British Prime Minister David Cameron, who will be attending the summit in spite of calls to boycott it, has indicated his intention to raise with President Rajapaksa the Tamil question and other human rights and media freedom issues. One would hope that India’s Prime Minister Manmohan Singh will also attend the summit and use his leverage on President Rajapaksa to achieve positive results. David Cameron has also announced that he will be travelling to Jaffna, while the new Northern Province Chief Minister, Justice CV Wigneswaran, has extended an invitation to the Indian Prime Minister to visit Jaffna at an opportune time. There cannot be a more opportune time for Manmohan Singh to visit Jaffna than during the Commonwealth summit. Commonwealth leaders and delegations from Canada, Australia, New Zealand and South Africa are also likely to join the Jaffna bandwagon. It used to be said jokingly in the old days, borrowing from Samuel Johnson’s wisecrack on Scotland, that the only good thing about Jaffna is the road going out of the Peninsula. Now thanks to the Commonwealth summit, world leaders are going to make the journey to Jaffna. The symbolism should provide the impetus for some meaningful changes benefitting the war affected areas of the North and its people.
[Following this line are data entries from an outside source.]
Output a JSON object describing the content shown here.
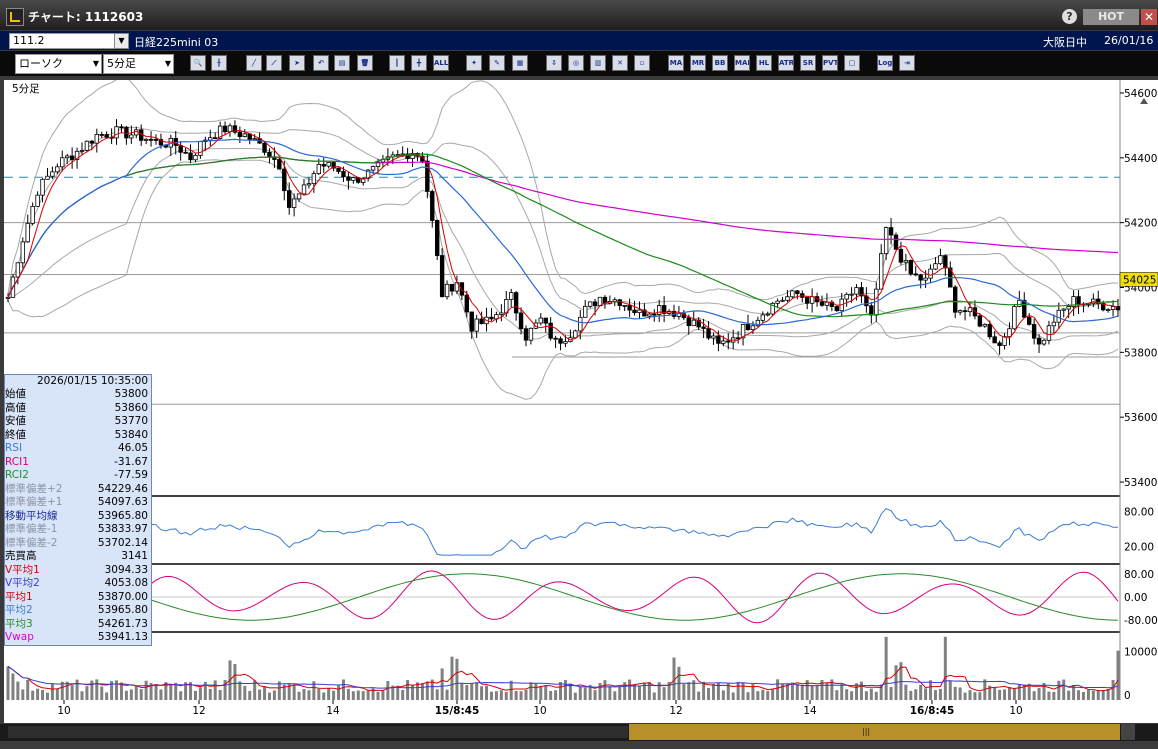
{
  "window": {
    "title": "チャート: 1112603",
    "help": "?",
    "hot_label": "HOT",
    "close": "✕"
  },
  "symbol": {
    "code": "111.2",
    "name": "日経225mini 03",
    "market": "大阪日中",
    "date": "26/01/16"
  },
  "toolbar": {
    "chart_type": "ローソク",
    "interval": "5分足"
  },
  "chart": {
    "interval_label": "5分足",
    "last_price_label": "54025",
    "price_axis": [
      "54600",
      "54400",
      "54200",
      "54000",
      "53800",
      "53600",
      "53400"
    ],
    "rsi_axis": [
      "80.00",
      "20.00"
    ],
    "rci_axis": [
      "80.00",
      "0.00",
      "-80.00"
    ],
    "volume_axis": [
      "10000",
      "0"
    ],
    "time_axis": [
      "10",
      "12",
      "14",
      "15/8:45",
      "10",
      "12",
      "14",
      "16/8:45",
      "10"
    ]
  },
  "info": {
    "datetime": "2026/01/15  10:35:00",
    "rows": [
      {
        "label": "始値",
        "value": "53800",
        "color": "#000000"
      },
      {
        "label": "高値",
        "value": "53860",
        "color": "#000000"
      },
      {
        "label": "安値",
        "value": "53770",
        "color": "#000000"
      },
      {
        "label": "終値",
        "value": "53840",
        "color": "#000000"
      },
      {
        "label": "RSI",
        "value": "46.05",
        "color": "#3a7cd6"
      },
      {
        "label": "RCI1",
        "value": "-31.67",
        "color": "#d6007a"
      },
      {
        "label": "RCI2",
        "value": "-77.59",
        "color": "#2a8a2a"
      },
      {
        "label": "標準偏差+2",
        "value": "54229.46",
        "color": "#8a94a8"
      },
      {
        "label": "標準偏差+1",
        "value": "54097.63",
        "color": "#8a94a8"
      },
      {
        "label": "移動平均線",
        "value": "53965.80",
        "color": "#1a2a9a"
      },
      {
        "label": "標準偏差-1",
        "value": "53833.97",
        "color": "#8a94a8"
      },
      {
        "label": "標準偏差-2",
        "value": "53702.14",
        "color": "#8a94a8"
      },
      {
        "label": "売買高",
        "value": "3141",
        "color": "#000000"
      },
      {
        "label": "V平均1",
        "value": "3094.33",
        "color": "#d60000"
      },
      {
        "label": "V平均2",
        "value": "4053.08",
        "color": "#3a3ad6"
      },
      {
        "label": "平均1",
        "value": "53870.00",
        "color": "#d60000"
      },
      {
        "label": "平均2",
        "value": "53965.80",
        "color": "#3a7cd6"
      },
      {
        "label": "平均3",
        "value": "54261.73",
        "color": "#2a8a2a"
      },
      {
        "label": "Vwap",
        "value": "53941.13",
        "color": "#d600d6"
      }
    ]
  },
  "chart_data": {
    "type": "candlestick",
    "x_ticks": [
      "10",
      "12",
      "14",
      "15/8:45",
      "10",
      "12",
      "14",
      "16/8:45",
      "10"
    ],
    "y_ticks": [
      54600,
      54400,
      54200,
      54000,
      53800,
      53600,
      53400
    ],
    "ylim": [
      53360,
      54640
    ],
    "close_path": [
      [
        0,
        53970
      ],
      [
        3,
        54150
      ],
      [
        6,
        54300
      ],
      [
        10,
        54380
      ],
      [
        14,
        54420
      ],
      [
        18,
        54470
      ],
      [
        22,
        54480
      ],
      [
        26,
        54470
      ],
      [
        30,
        54450
      ],
      [
        34,
        54440
      ],
      [
        37,
        54400
      ],
      [
        40,
        54460
      ],
      [
        44,
        54490
      ],
      [
        48,
        54470
      ],
      [
        52,
        54430
      ],
      [
        55,
        54380
      ],
      [
        57,
        54250
      ],
      [
        60,
        54300
      ],
      [
        63,
        54380
      ],
      [
        66,
        54370
      ],
      [
        70,
        54330
      ],
      [
        74,
        54360
      ],
      [
        78,
        54400
      ],
      [
        82,
        54420
      ],
      [
        84,
        54400
      ],
      [
        86,
        54200
      ],
      [
        88,
        53980
      ],
      [
        91,
        54020
      ],
      [
        94,
        53880
      ],
      [
        98,
        53900
      ],
      [
        102,
        53970
      ],
      [
        105,
        53850
      ],
      [
        108,
        53900
      ],
      [
        111,
        53830
      ],
      [
        114,
        53860
      ],
      [
        117,
        53930
      ],
      [
        120,
        53970
      ],
      [
        124,
        53960
      ],
      [
        128,
        53920
      ],
      [
        132,
        53940
      ],
      [
        136,
        53920
      ],
      [
        140,
        53880
      ],
      [
        144,
        53820
      ],
      [
        148,
        53860
      ],
      [
        152,
        53910
      ],
      [
        156,
        53960
      ],
      [
        160,
        53980
      ],
      [
        164,
        53950
      ],
      [
        168,
        53930
      ],
      [
        172,
        54000
      ],
      [
        175,
        53900
      ],
      [
        178,
        54180
      ],
      [
        180,
        54120
      ],
      [
        183,
        54040
      ],
      [
        186,
        54020
      ],
      [
        189,
        54100
      ],
      [
        192,
        53940
      ],
      [
        195,
        53920
      ],
      [
        198,
        53880
      ],
      [
        201,
        53820
      ],
      [
        205,
        53960
      ],
      [
        209,
        53820
      ],
      [
        212,
        53900
      ],
      [
        216,
        53960
      ],
      [
        220,
        53950
      ],
      [
        225,
        53940
      ]
    ],
    "price_levels": {
      "dashed_cyan": 54340,
      "gray_line_1": 54200,
      "gray_line_2": 54040,
      "gray_line_3": 53860,
      "gray_line_4": 53640
    }
  }
}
Eighty years ago, the Donoughmore Commission recommended, as a ‘federalizing feature’ in its constitution, that sittings of the new State Council should be held periodically in Kandy and in Jaffna in addition to its permanent location in Colombo. Back then the demand for devolution was a Kandyan Sinhalese preoccupation and Jaffna was yet to be infected by federalism, let alone separatism. But no provincial sessions of the old State Council were ever held. Long after the recommendations of the Earl of Donoughmore and his Commissioners, a British Prime Minister will be visiting Jaffna to help bring closure to a problem that may have started then but has since grown and been aggravated in multiple ways.